Previously study showed that SMOC, a matricellular protein, inhibits BMP signaling downstream of its receptor via activation of mitogen-activated protein kinase (MAPK) signaling. In our study, exome sequencing revealed a missense mutation (c.1076T>G, p.Leu359Arg) in EC domain of SMOC2 in a Chinese family with multiple epiphyseal disease (MED). The pathogenicity of this SMOC2 variant was verified by Smoc2L359R/L359R knock-in mice. Of note, decreasing phosphorylation of SMAD1/5/9 was detected in growth plates and primary chondrocytes from Smoc2L359R/L359R mice. Furthermore, binding affinity of mutant SMOC2 with collagen IX and HSPG in the extracellular matrix of cartilage were reduced while binding affinity with BMPRIB was intact.
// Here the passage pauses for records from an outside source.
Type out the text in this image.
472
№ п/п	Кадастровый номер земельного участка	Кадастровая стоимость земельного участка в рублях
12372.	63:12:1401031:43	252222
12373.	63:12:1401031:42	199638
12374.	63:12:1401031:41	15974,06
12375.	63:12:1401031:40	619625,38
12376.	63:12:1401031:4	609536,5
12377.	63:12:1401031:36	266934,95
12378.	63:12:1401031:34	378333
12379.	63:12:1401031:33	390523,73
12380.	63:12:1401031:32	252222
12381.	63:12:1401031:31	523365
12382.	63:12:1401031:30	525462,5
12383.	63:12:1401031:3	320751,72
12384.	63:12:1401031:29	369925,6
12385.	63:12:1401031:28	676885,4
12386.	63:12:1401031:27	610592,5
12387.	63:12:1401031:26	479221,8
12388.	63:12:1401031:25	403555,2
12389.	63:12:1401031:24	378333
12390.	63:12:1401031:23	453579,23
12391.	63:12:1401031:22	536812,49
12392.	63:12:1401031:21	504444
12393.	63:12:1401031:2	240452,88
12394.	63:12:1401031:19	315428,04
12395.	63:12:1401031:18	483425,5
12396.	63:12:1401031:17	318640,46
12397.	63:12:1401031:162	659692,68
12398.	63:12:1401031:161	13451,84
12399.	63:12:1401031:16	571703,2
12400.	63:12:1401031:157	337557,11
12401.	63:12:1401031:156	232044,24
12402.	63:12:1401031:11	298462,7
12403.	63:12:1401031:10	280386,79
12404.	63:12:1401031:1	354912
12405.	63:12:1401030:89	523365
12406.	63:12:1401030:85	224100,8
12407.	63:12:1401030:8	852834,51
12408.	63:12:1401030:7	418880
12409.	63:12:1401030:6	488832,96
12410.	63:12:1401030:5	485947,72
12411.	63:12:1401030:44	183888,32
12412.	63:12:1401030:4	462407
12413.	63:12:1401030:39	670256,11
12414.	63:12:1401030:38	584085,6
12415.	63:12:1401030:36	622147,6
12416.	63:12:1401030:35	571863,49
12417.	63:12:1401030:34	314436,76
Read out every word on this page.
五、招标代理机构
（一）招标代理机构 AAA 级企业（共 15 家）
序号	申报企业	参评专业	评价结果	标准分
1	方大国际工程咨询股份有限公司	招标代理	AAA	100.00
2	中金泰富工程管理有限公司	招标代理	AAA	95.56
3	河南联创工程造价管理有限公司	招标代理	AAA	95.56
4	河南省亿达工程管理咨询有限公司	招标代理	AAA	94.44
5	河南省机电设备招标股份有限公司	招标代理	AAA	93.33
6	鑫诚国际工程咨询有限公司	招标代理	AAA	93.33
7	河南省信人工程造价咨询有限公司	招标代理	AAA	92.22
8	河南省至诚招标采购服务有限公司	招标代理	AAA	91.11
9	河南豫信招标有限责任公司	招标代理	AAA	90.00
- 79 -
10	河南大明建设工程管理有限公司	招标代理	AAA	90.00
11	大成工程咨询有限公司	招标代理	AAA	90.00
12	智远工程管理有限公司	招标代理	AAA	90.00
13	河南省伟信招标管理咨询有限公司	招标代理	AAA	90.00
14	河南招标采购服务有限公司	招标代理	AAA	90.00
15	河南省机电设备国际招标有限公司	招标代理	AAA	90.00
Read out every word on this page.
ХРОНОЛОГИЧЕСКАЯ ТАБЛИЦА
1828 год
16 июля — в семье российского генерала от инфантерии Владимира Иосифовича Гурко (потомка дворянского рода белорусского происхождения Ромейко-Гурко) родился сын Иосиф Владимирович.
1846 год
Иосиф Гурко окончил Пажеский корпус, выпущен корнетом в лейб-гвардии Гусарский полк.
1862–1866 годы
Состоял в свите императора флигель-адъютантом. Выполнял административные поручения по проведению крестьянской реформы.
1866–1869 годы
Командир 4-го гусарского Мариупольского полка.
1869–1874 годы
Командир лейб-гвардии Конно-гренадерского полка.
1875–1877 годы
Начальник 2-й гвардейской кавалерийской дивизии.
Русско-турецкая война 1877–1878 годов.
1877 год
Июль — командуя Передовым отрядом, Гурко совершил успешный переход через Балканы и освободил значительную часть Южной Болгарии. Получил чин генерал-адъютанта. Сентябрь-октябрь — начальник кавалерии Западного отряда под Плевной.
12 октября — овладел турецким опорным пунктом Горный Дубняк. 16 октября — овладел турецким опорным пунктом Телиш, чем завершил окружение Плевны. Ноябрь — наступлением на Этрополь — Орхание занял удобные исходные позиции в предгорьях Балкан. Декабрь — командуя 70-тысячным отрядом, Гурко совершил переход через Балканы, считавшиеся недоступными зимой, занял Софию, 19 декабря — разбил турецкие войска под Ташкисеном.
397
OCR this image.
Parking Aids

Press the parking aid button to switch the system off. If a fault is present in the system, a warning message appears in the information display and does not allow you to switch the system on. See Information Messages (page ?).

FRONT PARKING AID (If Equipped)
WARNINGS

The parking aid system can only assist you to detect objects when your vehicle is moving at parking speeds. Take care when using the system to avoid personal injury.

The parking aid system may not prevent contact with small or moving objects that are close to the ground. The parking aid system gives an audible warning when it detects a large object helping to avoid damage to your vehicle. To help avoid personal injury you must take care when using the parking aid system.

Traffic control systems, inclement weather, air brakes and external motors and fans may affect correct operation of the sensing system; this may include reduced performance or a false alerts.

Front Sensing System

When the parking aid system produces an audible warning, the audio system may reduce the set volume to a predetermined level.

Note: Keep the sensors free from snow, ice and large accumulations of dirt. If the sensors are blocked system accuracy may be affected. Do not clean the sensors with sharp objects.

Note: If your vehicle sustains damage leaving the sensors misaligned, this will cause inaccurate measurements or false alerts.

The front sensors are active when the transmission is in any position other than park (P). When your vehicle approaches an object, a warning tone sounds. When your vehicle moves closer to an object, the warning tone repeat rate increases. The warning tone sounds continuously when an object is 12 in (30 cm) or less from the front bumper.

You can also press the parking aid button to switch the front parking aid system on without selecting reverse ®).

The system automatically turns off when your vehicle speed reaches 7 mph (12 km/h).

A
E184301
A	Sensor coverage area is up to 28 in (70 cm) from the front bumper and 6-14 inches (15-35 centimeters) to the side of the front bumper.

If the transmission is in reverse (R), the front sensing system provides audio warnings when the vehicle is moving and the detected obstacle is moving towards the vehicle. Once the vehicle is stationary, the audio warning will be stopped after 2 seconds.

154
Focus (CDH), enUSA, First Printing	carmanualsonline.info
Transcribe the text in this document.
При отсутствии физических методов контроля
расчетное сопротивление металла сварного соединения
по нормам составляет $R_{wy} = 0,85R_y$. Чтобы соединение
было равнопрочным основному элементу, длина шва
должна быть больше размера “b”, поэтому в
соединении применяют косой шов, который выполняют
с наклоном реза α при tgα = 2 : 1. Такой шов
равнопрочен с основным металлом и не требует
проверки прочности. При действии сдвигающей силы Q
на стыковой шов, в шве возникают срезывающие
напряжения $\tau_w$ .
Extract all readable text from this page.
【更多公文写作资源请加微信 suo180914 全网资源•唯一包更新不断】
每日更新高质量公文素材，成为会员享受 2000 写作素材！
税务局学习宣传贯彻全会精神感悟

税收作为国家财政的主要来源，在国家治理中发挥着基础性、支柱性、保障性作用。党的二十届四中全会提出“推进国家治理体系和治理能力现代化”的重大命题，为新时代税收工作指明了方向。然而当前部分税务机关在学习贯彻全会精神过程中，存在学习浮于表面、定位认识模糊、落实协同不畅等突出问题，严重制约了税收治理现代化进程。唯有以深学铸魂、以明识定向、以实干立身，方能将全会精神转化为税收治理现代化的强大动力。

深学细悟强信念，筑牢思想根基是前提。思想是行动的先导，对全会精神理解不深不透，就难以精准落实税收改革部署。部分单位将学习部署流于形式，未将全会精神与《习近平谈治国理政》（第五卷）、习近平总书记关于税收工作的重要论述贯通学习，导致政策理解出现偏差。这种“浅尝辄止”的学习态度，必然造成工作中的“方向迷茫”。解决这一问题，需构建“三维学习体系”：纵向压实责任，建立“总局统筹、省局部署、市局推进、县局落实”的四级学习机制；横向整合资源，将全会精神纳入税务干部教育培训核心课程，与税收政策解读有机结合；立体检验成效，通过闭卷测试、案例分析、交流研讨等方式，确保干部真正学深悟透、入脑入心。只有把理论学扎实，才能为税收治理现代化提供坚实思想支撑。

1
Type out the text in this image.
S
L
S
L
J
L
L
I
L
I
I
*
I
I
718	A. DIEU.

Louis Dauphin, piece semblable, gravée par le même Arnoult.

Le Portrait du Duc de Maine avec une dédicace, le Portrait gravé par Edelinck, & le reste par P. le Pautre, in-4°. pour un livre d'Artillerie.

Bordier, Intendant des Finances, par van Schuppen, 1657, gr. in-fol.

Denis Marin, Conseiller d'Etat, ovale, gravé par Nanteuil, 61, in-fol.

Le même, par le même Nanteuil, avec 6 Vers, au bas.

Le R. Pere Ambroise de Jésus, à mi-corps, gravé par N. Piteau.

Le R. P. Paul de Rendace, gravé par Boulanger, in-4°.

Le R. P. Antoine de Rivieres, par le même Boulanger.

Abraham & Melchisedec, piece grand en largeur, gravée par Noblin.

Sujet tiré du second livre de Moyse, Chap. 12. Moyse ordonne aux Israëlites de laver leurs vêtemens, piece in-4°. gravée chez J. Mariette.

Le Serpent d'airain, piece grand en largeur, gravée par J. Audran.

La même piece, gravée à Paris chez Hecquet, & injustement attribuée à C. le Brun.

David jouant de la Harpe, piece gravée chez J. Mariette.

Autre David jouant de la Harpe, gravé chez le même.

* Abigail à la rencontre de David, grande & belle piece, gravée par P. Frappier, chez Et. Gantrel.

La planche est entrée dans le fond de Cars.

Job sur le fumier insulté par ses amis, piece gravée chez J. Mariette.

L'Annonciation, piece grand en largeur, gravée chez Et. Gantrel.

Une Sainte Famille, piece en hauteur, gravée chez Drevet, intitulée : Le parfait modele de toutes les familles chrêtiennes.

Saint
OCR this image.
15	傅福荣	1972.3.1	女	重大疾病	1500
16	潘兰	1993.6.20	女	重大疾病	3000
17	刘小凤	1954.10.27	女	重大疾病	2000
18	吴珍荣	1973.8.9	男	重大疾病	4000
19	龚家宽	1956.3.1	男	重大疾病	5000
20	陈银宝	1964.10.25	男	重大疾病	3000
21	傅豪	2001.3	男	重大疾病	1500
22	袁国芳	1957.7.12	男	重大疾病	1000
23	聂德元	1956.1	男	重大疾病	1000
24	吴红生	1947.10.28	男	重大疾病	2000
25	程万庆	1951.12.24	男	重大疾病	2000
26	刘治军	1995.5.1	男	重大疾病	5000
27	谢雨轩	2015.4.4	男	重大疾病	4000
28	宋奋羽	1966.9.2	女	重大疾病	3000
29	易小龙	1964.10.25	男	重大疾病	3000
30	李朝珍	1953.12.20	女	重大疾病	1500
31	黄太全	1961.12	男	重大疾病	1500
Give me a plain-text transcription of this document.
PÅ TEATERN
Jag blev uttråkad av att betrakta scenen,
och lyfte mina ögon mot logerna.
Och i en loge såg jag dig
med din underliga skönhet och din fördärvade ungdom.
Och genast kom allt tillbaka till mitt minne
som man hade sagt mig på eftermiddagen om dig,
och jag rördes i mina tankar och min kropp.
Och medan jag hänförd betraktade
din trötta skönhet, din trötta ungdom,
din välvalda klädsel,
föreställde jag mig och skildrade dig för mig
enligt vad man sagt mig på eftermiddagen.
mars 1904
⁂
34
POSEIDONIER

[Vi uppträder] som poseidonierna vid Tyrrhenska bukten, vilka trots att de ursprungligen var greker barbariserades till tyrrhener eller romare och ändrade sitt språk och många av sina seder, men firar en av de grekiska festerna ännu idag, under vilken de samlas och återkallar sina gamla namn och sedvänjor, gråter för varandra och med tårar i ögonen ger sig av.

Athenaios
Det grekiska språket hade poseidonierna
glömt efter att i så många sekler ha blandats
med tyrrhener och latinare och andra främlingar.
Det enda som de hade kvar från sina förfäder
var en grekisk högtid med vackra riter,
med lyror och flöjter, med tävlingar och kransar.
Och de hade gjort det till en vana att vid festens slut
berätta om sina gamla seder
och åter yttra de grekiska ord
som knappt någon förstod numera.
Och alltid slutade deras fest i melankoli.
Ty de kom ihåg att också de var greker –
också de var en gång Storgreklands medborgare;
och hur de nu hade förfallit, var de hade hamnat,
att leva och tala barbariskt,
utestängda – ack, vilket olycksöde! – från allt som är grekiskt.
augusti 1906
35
In addition, in contrast to previously results, that SMOC2 cannot antagonize BMP activity in the presence of a constitutively activated BMP receptor. These results support that SMOC2 with p.Leu359Arg variant act as an antagonist of canonical BMP pathway by competitively binding with BMP receptors.